Definitely we cannot be blind to the many challenges and difficulties the contemporary family faces. The number of broken and dysfunctional families is increasing. Its nature, purpose, and requirements are getting vaguer and vaguer to many people, especially the young.

Many developments today, while offering some good, also create havoc on the family because they aren’t understood well or assimilated to the needs of the family. There’s so much concern for the economic viability of the family at the expense of taking care of its spiritual and moral vitality which is more important.

The main challenge now is for parents to educate their children properly. Precisely as parents their primary duty is to raise their children properly. And this responsibility isn’t only in the material aspects, like feeding and clothing, but more in the spiritual and moral aspects that are a matter of education and formation.

That’s why parents should realize very deeply that they need a good and ongoing human and spiritual formation. Remember that this aspect of formation serves as the foundation for any education and training parents give to their children.

The practical aspects of learning can only be truly effective if they rest on a good, solid, and consistent human and spiritual formation.
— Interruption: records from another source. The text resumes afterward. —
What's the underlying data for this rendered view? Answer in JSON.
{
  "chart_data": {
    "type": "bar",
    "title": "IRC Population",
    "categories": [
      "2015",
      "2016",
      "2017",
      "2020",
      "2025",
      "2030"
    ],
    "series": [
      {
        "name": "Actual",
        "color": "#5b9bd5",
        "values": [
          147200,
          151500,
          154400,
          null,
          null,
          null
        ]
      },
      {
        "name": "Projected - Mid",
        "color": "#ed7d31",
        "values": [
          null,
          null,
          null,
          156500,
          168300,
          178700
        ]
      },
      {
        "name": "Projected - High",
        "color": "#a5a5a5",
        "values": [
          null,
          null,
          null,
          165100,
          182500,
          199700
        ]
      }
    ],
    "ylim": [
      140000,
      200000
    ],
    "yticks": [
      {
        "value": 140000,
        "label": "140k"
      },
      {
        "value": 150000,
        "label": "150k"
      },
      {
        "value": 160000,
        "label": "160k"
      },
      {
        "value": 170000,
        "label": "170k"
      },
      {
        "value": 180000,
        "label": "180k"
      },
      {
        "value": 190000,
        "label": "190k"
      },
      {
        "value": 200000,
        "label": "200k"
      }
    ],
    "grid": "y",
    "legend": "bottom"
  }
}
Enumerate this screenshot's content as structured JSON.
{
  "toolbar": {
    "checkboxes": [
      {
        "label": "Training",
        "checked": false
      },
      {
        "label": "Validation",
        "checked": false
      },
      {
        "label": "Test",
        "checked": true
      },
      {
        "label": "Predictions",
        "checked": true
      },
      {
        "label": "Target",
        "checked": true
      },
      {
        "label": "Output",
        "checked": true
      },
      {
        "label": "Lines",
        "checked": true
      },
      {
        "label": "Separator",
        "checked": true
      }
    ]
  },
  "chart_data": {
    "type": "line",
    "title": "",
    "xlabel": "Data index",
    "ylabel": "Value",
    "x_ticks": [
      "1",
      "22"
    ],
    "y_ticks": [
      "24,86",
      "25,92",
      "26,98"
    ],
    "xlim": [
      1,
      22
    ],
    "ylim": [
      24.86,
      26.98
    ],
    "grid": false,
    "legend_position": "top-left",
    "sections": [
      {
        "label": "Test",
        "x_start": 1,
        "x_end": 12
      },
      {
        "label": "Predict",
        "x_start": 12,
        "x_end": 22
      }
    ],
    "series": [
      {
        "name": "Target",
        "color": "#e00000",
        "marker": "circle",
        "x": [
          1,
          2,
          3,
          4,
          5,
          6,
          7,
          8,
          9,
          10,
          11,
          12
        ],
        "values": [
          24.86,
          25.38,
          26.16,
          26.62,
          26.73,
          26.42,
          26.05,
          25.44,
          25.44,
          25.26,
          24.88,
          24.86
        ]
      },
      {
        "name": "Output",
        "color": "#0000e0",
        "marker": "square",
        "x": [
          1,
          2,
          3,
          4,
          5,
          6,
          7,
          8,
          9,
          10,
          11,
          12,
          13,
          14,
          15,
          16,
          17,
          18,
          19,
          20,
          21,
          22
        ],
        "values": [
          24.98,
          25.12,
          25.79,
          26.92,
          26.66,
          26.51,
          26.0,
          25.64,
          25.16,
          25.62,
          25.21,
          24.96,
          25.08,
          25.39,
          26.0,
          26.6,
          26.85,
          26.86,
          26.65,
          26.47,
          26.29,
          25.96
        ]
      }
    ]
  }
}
The basic human and spiritual values and virtues are learned by giving children appropriate basic responsibilities, like greeting or kissing parents to instill respect, doing household chores to inculcate the idea of responsibility and concern for others, etc.

Parents should also realize that to create a proper and conducive atmosphere of learning, they should try to create and keep an atmosphere of peace and cordiality at home. Since there will always be differences, conflicts, mistakes, and failures, parents should know how to handle these without compromising peace and cordiality at home.

Also very important for parents to carry out is to introduce their children as early as practicable to a life of piety. The rudiments of prayer and faith should be planted in children as early as possible. This is very important and should not be regarded as only secondary in the priorities of what to teach children.

In dealing with their children, parents should try their best to put themselves in the level of their children. Friendship, affection, and intimacy should be fostered, such that there is trusting openness between parents and children, even as the right to privacy is also respected and, in fact, promoted.